Now we know plastic is lurking in bottled water, too. The latest report from Orb Media finds a single liter of bottled water can contain thousands of microplastic particles, or entire “galaxies” of pollutants.
The first-of-its-kind study tested 259 bottles from 11 leading brands worldwide. Six sampled bottles were glass, the rest were packaged in plastic. All bottles had plastic bottle caps. Plastic debris contamination was widespread throughout, with 93% of sampled bottles containing microplastic particles and a global average of 325 particles per liter of bottled water. One bottle showed an excess of 10,000 microplastic particles per liter — twice what was found in samples from the earlier tap water study.
The research was led by Dr. Sherri A. Mason, Victoria Welch and Joseph Neratko from the Department of Geology & Environmental Sciences at the State University of New York at Fredonia. To ensure geographic diversity among samples, the 259 bottles were processed across 27 different lots (an identification number assigned by a manufacturer to a particular production unit) purchased from 17 locations in 8 countries.

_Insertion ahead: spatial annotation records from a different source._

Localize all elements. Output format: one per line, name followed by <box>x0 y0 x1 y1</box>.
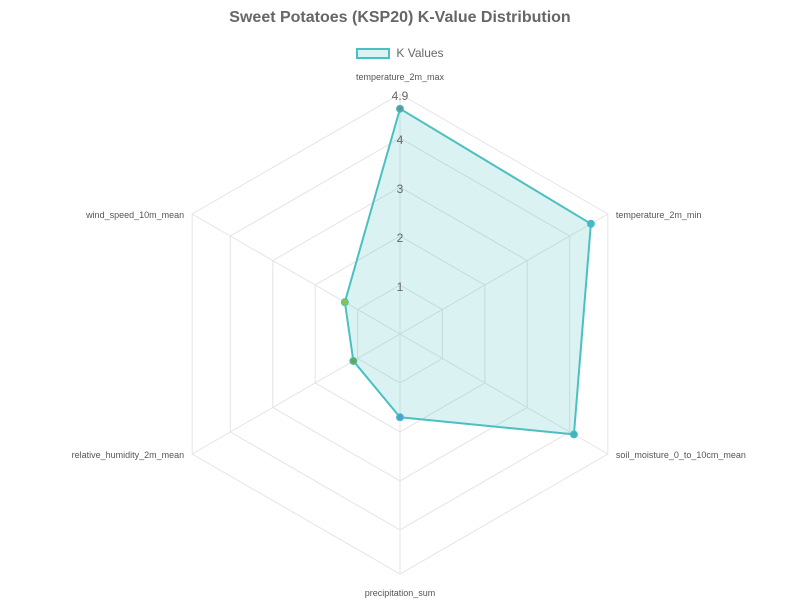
grid-spoke-6 <box>191 213 401 335</box>
tick-label: 4.9 <box>392 89 409 103</box>
axis-label-soil-moisture-0-to-10cm-mean: soil_moisture_0_to_10cm_mean <box>616 450 746 460</box>
grid-spoke-2 <box>399 213 609 335</box>
data-point-5 <box>349 356 358 365</box>
chart-title: Sweet Potatoes (KSP20) K-Value Distribut… <box>229 9 571 26</box>
axis-label-temperature-2m-min: temperature_2m_min <box>616 210 702 220</box>
data-point-1 <box>396 104 404 113</box>
data-point-2 <box>586 219 595 228</box>
axis-label-precipitation-sum: precipitation_sum <box>365 588 436 598</box>
axis-label-wind-speed-10m-mean: wind_speed_10m_mean <box>85 210 184 220</box>
data-point-4 <box>396 413 404 422</box>
tick-label: 3 <box>397 182 404 196</box>
data-point-6 <box>340 298 349 307</box>
tick-label: 4 <box>397 133 404 147</box>
legend-swatch <box>356 47 391 59</box>
axis-label-relative-humidity-2m-mean: relative_humidity_2m_mean <box>72 450 185 460</box>
grid-spoke-5 <box>191 333 401 455</box>
legend-label: K Values <box>396 46 444 60</box>
series-area <box>343 107 592 436</box>
axis-label-temperature-2m-max: temperature_2m_max <box>356 72 445 82</box>
tick-label: 1 <box>397 280 404 294</box>
legend[interactable]: K Values <box>0 46 800 60</box>
data-point-3 <box>569 430 578 439</box>
tick-label: 2 <box>397 231 404 245</box>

Sample processing methodology utilized Nile Red (NR) tagging and FTIR spectroscopic analysis to confirm the presence of microplastics in two size fractions: ‘NR+FTIR particles’, which are > 100 um and visible to the naked eye; and the smaller ‘NR tagged particles’, which are 6.5-100 um. To quantify the latter size fraction, after removing particles >100 um from the filter, remaining fluorescing particles were photographed in quadrants and analyzed using a software program developed by a former astrophysicist entitled ‘Galaxy Count’. Plastics appear as white spots against a dark background, or 'stars' against 'the night sky'. The smallest size NR-tagged particles able to be visualized using this software was 6.5 um, therefore it is likely that the microplastics quantities in this report — alarming as they may be — are still underestimated. You can read more in-depth about the sample processing at the report link below.
The impact of microplastic-contaminated bottled water on human health is unknown. What is known: this report sounds the alarm on yet another disturbing reality that will persist unless we band together and create change.

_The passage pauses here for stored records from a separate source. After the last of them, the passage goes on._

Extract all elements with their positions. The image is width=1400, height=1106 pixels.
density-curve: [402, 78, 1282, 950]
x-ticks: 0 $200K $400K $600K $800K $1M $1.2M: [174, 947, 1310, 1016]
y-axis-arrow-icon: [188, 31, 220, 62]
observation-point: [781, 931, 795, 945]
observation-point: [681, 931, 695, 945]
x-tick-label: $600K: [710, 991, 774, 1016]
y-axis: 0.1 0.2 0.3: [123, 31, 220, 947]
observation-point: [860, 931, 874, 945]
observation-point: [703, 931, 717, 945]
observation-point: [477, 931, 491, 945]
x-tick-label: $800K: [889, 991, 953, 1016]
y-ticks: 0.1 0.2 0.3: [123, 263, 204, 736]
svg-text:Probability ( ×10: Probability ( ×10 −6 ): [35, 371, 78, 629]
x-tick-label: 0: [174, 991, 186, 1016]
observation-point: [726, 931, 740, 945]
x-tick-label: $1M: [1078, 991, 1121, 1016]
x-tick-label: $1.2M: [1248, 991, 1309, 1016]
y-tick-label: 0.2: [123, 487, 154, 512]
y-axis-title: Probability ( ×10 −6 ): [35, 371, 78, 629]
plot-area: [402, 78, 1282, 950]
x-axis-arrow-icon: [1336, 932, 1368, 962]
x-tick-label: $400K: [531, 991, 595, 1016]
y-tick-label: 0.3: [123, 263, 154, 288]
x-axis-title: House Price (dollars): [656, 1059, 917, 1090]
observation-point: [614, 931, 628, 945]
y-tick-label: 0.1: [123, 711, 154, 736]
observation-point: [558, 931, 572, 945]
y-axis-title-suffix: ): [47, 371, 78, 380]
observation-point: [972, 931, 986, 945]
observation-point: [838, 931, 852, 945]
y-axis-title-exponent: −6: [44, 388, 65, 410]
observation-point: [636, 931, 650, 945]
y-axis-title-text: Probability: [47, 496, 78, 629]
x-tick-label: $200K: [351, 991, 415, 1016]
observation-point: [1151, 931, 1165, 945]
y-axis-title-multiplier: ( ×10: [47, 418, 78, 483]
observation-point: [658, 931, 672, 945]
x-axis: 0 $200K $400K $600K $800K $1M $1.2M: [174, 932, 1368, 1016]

259 individual bottles were collected and sampled from 27 different lots across 11 brand. These bottles were purchased from 17 locations in 8 countries.
93% of bottled water showed some sign of microplastic contamination. This was after accounting for possible background (lab) contamination.
Samples contained an average of 10.4 microplastic particles >100 um per liter of bottled water. That’s twice the amount reported in a previous study on tap water samples.
Analyses including smaller particles (6.5-100 um) found an average of 325 microplastic particles per liter.
For larger particles >100 um:
Fragments were the most common morphology (66%) followed by finders
Polypropylene was the most common polymer (54%), which matches a common plastic used in the bottle cap.
4% of particles showed presence of industrial lubricants.
Data suggests contamination is at least partially coming from the packaging and/or bottling process itself.